Let it run the whole summary

  1. Turn on agent mode where it’s offered.
  2. Give a goal, not one instruction: “From these reports and the load list, build a one-page summary, cross-check the key numbers, and flag anything that doesn’t match.”
  3. Watch it read each file, draft, and cross-check — step by step.
  4. You’re the checker: confirm the flags and facts before you use it.

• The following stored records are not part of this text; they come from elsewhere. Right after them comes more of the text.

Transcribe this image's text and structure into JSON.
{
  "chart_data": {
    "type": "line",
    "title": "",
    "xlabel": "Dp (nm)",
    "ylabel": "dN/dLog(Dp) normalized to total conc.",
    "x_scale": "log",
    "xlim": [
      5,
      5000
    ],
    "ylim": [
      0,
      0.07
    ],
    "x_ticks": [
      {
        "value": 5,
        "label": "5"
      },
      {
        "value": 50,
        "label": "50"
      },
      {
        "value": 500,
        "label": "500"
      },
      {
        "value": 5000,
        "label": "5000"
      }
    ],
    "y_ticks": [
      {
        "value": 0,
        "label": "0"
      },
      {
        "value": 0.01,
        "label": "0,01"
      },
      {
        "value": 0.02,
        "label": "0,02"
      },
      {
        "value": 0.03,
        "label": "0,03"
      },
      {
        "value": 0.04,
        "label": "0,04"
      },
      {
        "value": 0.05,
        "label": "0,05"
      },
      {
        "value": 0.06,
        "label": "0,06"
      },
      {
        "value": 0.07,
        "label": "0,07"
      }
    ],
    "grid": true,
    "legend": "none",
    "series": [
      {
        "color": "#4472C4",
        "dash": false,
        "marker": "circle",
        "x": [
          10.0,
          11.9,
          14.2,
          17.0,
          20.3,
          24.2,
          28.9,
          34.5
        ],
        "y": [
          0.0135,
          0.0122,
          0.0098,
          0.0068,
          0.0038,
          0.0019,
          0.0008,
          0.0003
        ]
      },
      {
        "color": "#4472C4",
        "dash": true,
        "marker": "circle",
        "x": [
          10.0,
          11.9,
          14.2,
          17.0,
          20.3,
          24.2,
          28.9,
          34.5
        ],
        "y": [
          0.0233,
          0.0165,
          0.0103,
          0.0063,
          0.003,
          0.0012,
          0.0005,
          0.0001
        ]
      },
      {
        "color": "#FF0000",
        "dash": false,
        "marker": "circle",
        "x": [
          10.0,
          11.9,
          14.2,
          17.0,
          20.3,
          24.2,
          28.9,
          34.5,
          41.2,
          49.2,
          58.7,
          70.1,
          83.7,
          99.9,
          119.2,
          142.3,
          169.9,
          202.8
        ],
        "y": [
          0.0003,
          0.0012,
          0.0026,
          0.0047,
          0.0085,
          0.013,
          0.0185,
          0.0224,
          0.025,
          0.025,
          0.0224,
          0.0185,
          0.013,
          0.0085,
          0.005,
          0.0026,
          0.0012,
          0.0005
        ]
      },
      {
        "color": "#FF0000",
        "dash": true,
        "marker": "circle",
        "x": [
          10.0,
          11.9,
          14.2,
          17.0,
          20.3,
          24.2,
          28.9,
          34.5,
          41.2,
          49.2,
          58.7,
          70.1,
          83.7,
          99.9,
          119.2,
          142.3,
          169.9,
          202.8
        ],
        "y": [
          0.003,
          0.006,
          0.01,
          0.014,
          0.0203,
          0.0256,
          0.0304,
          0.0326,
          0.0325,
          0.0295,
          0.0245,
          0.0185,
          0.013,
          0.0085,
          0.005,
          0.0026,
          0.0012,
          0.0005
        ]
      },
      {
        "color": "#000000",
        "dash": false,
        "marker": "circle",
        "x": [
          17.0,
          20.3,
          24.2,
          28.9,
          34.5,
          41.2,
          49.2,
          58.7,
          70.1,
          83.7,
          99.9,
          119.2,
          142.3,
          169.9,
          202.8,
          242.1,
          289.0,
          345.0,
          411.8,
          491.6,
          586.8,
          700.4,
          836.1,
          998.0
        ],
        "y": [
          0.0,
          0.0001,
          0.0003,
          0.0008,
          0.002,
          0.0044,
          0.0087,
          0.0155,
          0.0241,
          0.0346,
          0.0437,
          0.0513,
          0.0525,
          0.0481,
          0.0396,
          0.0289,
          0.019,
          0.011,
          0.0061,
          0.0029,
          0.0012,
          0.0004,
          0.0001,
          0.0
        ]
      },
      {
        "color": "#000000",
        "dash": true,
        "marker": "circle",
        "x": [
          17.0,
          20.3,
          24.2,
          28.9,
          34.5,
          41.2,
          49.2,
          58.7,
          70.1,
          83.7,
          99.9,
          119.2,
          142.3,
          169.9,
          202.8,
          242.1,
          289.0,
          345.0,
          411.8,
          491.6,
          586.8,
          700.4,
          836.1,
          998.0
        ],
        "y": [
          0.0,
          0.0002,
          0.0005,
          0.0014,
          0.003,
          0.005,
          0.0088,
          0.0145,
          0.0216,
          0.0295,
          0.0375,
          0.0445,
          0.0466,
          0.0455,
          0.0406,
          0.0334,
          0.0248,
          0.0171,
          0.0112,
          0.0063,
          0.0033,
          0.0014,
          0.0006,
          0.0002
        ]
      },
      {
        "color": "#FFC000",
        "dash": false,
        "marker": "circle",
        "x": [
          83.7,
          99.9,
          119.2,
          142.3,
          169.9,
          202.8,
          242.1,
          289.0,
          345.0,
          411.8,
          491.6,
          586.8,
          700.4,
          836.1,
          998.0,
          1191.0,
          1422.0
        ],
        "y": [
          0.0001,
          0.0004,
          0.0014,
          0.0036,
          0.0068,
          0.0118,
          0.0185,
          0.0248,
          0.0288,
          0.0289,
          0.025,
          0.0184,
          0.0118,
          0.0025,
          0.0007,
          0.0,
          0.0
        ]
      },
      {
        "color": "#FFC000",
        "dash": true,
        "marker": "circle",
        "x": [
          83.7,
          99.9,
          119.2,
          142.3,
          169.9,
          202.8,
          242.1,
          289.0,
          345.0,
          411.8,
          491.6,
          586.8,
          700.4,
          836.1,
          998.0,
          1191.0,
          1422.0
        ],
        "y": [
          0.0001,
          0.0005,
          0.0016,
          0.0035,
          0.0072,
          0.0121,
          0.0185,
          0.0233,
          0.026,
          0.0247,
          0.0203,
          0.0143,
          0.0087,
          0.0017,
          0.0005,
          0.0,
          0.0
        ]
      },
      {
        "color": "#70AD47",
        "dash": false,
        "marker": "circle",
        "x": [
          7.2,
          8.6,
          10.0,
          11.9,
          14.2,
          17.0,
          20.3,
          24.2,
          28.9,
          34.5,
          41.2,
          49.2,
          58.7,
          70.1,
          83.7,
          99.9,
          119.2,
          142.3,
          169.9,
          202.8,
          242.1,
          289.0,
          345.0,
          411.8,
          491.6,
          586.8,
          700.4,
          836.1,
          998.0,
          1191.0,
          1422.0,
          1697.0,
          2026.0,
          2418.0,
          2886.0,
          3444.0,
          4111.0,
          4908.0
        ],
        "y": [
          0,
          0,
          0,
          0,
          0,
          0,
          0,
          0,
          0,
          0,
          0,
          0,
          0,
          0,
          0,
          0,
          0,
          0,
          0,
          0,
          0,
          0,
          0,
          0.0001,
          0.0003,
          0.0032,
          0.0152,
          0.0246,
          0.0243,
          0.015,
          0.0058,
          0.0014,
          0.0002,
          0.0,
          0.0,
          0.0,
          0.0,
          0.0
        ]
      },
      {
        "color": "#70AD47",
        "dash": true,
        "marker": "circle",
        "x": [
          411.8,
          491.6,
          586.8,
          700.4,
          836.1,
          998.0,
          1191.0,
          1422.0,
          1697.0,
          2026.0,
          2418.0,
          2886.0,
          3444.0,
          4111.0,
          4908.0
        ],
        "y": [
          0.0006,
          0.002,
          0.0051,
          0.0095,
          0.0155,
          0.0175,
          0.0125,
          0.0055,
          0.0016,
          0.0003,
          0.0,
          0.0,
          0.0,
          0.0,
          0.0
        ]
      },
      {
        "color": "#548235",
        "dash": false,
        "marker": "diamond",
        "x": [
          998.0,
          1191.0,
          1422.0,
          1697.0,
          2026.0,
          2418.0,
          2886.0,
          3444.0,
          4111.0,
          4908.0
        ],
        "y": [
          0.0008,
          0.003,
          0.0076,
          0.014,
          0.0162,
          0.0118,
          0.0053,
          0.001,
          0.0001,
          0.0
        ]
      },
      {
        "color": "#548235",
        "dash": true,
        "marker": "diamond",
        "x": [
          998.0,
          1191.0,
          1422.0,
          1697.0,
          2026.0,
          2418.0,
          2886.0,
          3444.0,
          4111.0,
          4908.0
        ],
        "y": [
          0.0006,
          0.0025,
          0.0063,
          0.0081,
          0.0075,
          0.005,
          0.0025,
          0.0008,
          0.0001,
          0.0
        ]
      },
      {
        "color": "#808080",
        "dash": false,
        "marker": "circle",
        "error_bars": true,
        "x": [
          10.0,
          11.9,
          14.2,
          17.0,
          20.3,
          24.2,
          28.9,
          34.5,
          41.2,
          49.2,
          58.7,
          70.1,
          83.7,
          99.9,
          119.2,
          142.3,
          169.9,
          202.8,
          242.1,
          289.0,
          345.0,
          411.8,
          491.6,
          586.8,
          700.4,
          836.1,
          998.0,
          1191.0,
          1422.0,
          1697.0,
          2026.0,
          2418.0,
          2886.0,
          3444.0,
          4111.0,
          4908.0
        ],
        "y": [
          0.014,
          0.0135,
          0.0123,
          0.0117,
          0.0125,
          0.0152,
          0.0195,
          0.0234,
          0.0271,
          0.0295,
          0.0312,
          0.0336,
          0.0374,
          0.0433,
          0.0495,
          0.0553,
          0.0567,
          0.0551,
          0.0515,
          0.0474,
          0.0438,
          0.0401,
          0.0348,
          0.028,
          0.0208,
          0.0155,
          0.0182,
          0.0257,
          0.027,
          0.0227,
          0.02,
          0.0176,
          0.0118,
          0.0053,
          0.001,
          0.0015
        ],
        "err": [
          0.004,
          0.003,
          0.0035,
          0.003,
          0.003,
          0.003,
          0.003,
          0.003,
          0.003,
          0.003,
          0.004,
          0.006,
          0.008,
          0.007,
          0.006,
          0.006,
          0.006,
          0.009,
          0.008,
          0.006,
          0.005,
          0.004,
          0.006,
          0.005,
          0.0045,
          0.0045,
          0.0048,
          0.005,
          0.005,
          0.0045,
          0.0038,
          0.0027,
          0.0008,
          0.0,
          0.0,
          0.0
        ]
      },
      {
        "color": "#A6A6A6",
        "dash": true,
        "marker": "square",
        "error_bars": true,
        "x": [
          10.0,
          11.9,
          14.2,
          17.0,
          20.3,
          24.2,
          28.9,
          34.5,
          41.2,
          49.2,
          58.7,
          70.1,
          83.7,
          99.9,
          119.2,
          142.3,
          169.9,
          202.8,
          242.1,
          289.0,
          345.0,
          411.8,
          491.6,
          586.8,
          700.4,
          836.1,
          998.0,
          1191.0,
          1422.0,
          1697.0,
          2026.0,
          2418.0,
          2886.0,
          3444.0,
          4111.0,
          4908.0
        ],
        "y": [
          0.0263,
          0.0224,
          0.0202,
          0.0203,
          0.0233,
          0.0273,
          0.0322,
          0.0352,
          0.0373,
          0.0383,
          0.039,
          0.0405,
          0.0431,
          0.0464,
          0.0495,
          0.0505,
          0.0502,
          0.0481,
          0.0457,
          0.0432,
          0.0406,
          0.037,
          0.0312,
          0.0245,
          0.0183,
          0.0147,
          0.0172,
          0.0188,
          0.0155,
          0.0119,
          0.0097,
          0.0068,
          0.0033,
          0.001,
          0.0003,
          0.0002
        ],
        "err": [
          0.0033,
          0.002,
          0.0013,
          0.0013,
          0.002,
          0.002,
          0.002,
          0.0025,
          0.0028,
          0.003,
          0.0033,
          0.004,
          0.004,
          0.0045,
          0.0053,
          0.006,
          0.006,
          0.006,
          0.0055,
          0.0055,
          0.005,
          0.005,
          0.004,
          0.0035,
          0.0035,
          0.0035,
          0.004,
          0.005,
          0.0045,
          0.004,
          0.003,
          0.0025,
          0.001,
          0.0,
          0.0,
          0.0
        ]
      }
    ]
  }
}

This one is new and changing fast — check what’s switched on for you before you rely on it.

A few simple rules

Stay safe, stay in charge

An engineer reviewing and approving the finished work, in control
It drafts; you decide. Your name is on the work.
🔍

Always check it

It can sound sure and still be wrong. Check the numbers and names yourself.

👷

You’re still the boss

It’s your judgment and your name on the work — not the AI’s.

🔒

Company info → Copilot only

Never paste company or client information into any other AI tool.

📝

It’s a draft, not the finished job

A fast first draft. You finish it.

Steal these on Monday

Handy things to say

Sum this up and list what’s still not decided.
Rewrite this for a client — friendly, 150 words.
Turn these notes into a to-do list with names.
Explain this simply, then give the detailed version.
Check this and tell me what you’d double-check.
Give me 3 options, with the pros and cons of each.
Your turn

Try the one that earns its keep

Don’t stop at summaries. Point it at the job that normally eats an afternoon — checking the test results against the design:

The cross-check that used to take an afternoon

Catch where the test results no longer match the design

Give it the test reports + setting schedule + coordination study “Find every relay whose measured trip time no longer matches the study” “List which downstream feeders could lose discrimination” “Rank them by risk and show your working” You review & decide

That’s three different documents, cross-referenced line by line — the kind of mismatch that’s easy to miss by hand, surfaced in minutes. This is where it stops being a chatbot and starts being a second set of eyes.

The whole idea in one line: ask clearly, show it the real stuff, let it do the heavy cross-checking — while you stay in charge and make the call.